The children encouraged to hit her were as young as five, she says.
When the Aleppo prison she was held in was bombed, she and a friend managed to escape. They made their way to the Kurdish region of Syria and then to Turkey, where she was picked up by relatives.
Ending up in an isolated farmhouse
Sabreen is 15. When Kurdish forces protecting Yazidi towns retreated in early August, IS fighters took her to a school in Tel Afar near the Syrian border with several hundred other women. There, IS took all children between the ages of five and 10 from their mothers. When the women screamed and tried to take back their children, the gunmen fired in the air and said they would kill them if they didn’t stay back, she says.
Sabreen also ended up in Syria, in an isolated farmhouse near Raqqa.
“Lots of men used to come and look around and when they would see a girl they liked they would say ‘I want to buy that one,’” she says. “There was an emir who was taking money for the girls – $1,000 to $1,500.” Sabreen says she escaped from her Palestinian and then Saudi “owners” and is now living with an uncle’s family near Dohuk.
The uncle, Hamid, said he was sending his sons to retrieve another distant relative who is believed to be the only surviving member of her family. He raised $5,000 – a year’s income for many families here – to buy her back from Tel Afar through a middleman.
“Suddenly you get a phone call out of the blue saying ‘We have your daughter.’ They don’t tell you their names or anything like that,” says Hamid. “Or ‘We have your girl. We want this amount of money.’”
“If you can find someone you can trust, that man goes and says, ‘I want this girl to marry,’ and he pays it straight to IS,” he says. “You can’t say ‘I want to buy three girls back’ – they won’t give them to you like that.”
Hamid and others said most families with missing wives and daughters were trying to raise money to buy back them back. He says they paid $10,000 for the first girl rescued in the family but that price has now dropped.
“People were willing to pay any amount of money,” says Hamid. “But now in my own family, we have about 30 girls missing. If you have to pay $5,000 for each one of them … you will not be able to buy all of them back.”
While IS has murdered members of all religious groups during its takeover of northern Iraq and systematically stolen cash and property, it has meted out special punishment to the Yazidis – whom it considers pagans.
Suzanne, Sabreen, and other abducted girls and women say they were told they were infidels and allowed to be bought, sold, or given to fighters. The issue is not spoken of even by Yazidi women, but many of the girls and women who were sold or given away were believed to have been raped.

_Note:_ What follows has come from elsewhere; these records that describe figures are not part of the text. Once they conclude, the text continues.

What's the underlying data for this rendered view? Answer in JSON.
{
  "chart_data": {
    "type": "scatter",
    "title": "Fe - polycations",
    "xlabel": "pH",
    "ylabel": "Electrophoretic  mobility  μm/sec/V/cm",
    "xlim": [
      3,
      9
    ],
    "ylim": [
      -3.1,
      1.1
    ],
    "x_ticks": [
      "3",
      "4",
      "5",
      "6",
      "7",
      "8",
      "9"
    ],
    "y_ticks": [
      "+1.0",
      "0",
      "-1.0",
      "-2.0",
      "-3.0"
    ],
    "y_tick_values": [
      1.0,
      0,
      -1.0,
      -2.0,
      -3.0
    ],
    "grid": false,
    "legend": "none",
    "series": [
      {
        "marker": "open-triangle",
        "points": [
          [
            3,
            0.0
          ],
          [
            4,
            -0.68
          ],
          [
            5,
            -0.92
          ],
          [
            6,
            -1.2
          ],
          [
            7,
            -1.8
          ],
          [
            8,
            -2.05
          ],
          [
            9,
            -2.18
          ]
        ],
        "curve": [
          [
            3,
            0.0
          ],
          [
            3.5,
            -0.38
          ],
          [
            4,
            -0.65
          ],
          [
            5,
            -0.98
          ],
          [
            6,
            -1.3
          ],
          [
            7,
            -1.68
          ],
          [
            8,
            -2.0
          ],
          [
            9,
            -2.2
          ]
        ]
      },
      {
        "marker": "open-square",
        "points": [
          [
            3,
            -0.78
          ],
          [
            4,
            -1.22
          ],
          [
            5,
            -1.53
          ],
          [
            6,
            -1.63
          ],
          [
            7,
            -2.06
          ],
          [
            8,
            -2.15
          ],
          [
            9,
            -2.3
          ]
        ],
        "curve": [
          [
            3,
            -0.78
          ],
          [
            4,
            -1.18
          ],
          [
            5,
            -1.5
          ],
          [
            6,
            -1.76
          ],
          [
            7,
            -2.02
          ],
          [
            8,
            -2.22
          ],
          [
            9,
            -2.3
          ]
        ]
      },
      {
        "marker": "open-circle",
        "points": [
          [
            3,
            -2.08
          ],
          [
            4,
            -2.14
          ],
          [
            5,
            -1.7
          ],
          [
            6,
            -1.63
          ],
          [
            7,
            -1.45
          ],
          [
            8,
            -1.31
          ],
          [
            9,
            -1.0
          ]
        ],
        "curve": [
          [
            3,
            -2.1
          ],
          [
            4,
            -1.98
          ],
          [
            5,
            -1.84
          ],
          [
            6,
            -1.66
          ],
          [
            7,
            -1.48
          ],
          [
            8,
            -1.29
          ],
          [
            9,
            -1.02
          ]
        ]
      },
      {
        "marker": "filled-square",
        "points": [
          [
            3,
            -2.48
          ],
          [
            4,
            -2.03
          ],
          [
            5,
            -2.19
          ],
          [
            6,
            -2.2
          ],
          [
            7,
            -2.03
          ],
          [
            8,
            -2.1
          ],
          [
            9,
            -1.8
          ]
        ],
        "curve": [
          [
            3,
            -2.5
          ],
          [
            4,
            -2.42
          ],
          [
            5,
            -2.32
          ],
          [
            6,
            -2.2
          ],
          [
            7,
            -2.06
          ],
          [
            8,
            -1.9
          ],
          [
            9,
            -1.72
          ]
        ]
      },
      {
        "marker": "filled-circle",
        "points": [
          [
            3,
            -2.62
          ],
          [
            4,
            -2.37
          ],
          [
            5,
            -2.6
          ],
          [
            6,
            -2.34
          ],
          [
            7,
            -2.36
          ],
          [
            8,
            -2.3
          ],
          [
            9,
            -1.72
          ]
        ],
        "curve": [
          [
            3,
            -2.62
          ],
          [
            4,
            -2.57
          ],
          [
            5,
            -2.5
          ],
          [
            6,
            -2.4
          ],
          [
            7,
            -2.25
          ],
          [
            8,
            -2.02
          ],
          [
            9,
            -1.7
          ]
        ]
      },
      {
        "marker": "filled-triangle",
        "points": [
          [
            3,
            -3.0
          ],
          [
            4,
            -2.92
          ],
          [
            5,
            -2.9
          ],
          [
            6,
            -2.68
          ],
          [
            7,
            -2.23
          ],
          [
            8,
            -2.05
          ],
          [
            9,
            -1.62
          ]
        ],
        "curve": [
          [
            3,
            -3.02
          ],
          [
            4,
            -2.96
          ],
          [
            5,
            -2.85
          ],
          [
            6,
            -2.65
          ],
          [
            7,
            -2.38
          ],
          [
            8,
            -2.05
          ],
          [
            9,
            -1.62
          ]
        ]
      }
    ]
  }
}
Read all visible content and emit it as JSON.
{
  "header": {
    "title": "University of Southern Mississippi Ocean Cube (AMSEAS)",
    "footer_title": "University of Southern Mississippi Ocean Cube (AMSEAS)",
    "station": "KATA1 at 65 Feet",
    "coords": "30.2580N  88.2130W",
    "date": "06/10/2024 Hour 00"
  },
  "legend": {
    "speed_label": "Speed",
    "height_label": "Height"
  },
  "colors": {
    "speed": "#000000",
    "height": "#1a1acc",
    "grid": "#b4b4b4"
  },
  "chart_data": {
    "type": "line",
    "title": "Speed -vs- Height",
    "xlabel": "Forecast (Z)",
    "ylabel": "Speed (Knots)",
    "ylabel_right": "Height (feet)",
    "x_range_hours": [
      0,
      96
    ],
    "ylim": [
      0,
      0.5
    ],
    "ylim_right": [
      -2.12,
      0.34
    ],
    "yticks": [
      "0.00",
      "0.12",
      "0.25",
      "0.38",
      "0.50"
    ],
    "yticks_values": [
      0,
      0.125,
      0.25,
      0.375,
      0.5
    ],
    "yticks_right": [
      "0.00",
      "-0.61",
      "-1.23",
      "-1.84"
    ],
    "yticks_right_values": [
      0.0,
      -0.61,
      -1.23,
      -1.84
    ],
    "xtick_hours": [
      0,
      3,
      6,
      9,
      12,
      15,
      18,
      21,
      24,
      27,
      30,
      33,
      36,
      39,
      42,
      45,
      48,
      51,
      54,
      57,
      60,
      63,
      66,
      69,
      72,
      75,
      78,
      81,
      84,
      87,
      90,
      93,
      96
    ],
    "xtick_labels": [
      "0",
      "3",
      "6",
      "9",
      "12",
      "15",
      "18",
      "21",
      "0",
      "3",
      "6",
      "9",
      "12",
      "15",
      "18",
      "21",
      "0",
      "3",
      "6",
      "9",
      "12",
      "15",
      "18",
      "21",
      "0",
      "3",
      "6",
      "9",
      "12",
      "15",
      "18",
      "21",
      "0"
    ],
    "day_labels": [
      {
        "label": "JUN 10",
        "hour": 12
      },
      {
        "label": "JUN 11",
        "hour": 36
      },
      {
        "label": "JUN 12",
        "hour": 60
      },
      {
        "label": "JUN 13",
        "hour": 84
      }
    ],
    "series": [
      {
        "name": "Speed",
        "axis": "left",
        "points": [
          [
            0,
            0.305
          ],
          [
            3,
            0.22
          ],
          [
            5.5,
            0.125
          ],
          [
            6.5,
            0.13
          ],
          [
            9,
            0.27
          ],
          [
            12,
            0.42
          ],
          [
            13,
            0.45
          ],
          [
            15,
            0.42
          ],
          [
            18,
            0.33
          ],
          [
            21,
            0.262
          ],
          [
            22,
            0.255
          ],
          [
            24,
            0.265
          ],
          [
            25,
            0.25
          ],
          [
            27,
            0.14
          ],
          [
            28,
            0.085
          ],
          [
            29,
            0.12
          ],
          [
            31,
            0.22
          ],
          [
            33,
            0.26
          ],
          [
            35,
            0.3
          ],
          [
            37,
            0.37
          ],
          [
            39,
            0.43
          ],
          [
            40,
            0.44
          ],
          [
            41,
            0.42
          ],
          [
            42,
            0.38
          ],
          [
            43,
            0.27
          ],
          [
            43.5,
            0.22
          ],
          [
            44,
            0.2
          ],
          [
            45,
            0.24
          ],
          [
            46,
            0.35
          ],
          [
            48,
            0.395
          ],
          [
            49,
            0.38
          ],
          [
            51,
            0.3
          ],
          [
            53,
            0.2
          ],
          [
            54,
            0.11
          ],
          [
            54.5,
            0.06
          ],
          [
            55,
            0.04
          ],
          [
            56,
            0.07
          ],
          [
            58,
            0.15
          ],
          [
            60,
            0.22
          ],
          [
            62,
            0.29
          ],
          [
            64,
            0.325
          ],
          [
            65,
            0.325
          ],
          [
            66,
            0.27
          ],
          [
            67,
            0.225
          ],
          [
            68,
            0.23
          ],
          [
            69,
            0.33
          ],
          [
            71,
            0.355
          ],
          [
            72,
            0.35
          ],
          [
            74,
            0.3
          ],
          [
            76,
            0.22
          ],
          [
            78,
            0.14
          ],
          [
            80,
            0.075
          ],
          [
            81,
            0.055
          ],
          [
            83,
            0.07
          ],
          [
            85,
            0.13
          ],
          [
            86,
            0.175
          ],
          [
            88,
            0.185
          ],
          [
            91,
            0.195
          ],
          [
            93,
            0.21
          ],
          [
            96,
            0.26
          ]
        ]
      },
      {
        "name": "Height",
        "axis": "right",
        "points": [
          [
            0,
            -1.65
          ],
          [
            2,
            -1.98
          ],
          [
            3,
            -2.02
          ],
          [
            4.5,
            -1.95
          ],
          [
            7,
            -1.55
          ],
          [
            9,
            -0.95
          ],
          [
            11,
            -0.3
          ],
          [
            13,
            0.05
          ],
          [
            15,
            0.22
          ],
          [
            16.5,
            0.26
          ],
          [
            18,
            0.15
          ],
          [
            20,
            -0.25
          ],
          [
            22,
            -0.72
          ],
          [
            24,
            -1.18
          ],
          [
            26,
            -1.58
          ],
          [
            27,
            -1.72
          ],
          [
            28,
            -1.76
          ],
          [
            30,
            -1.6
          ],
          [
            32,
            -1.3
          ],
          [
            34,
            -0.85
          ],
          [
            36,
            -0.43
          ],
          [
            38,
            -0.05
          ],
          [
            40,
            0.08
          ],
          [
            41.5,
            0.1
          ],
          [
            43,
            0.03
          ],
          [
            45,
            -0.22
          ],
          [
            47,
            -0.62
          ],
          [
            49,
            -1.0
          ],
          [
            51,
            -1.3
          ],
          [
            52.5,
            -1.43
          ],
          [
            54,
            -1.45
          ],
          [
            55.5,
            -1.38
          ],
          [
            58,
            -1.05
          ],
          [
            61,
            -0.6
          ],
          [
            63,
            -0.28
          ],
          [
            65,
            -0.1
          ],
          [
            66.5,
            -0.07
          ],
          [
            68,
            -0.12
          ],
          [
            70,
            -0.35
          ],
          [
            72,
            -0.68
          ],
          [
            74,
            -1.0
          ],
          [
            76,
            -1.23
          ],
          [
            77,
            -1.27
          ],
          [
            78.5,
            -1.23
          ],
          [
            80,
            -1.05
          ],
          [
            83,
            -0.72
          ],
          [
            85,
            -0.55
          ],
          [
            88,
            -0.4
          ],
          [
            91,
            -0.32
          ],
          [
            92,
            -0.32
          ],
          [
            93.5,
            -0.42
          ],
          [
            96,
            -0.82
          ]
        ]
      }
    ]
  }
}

A Christian woman who was told her family had to convert to Islam says she and her children were held in a house in Mosul with dozens of Yazidi girls.
“At two in the morning we heard the girls screaming,” says the woman, who asked that her name not be used. “The gunmen were raping the girls. You could tell they were being raped and they were hurting them. They said, ‘these ones don’t have religion.’”
Initial reports of some girls and women killing themselves after escaping from IS to avoid shaming their families have been impossible to corroborate. While such cases may exist, the religious ruling by Yazidi elders as women started to return appears to have protected those who have escaped.
“We would never allow anything to happen to them,” says one Yazidi man in Zakho, who is still trying to find his missing mother and sisters. “If anything, they are more deserving of our respect because of all they have endured for our religion.”